Physical attack on hardline conservative journalist with intelligence agency links

Published on 23 February 2010

Reporters Without Borders condemns an assault on Payam Fazlinejad, a reporter who works for the ultra-conservative daily Kayhan. The official news agency IRNA said he was taken to Bagiolah Azam hospital after being seriously injured in an attack by several individuals on motorcycles on the evening of 21 February in Tehran.

“Fazlinejad’s controversial personality and his links with the intelligence agencies do not in any way justify the use of violence against this journalist,” Reporters Without Borders said. “It should be condemned by all those who defend free expression. We urge the authorities to shed light on this case.”

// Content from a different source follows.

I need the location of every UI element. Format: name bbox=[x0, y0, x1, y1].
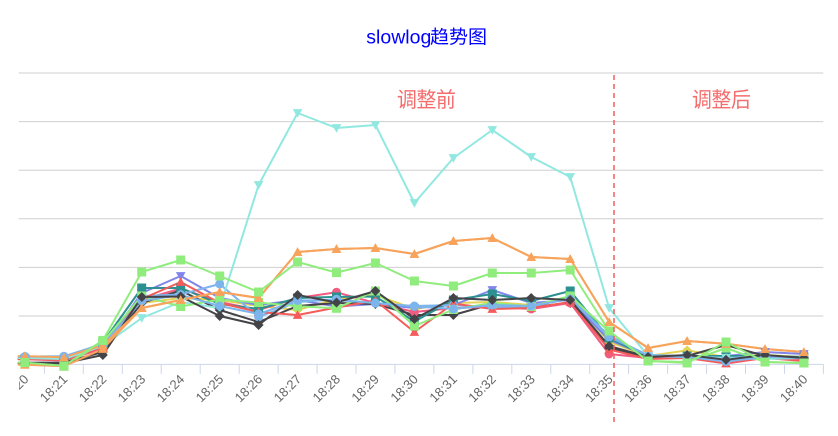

Fazlinejad began his career as a journalist working for the weekly Sinema at the end of the 1990s, around the time that Mohammad Khatami became president. He subsequently went to work for the hardline newspaper Kayhan, where he became known for the radical views he expressed in his columns.

Since last June’s disputed presidential election, he has often referring ironically to the opposition press and dissidents as “nato-cultural” (in an allusion to the North Atlantic Treaty Organisation). Several journalists and bloggers arrested in the last 10 years have accused him of being an informant for the intelligence services.

Kayhan’s current editor, Hossin Shariatmadry, used to work as an interrogator in Evin prison. Ayatollah Khamenei personally put him in charge of the newspaper at the start of the past decade. Kayhan has distinguished itself of late by its frequent attacks on journalists, intellectuals and dissidents, who are accused of being in the pay of foreign interests. Several libel suits were initiated against the newspaper and its editor but were not pursued.

Violence against journalists has increased considerably since the start of the protests over the results of the presidential election, but in the most cases the government has been responsible for the violence and independent and opposition media have been the targets. At least 65 journalists are currently detained and more than 60 have fled abroad.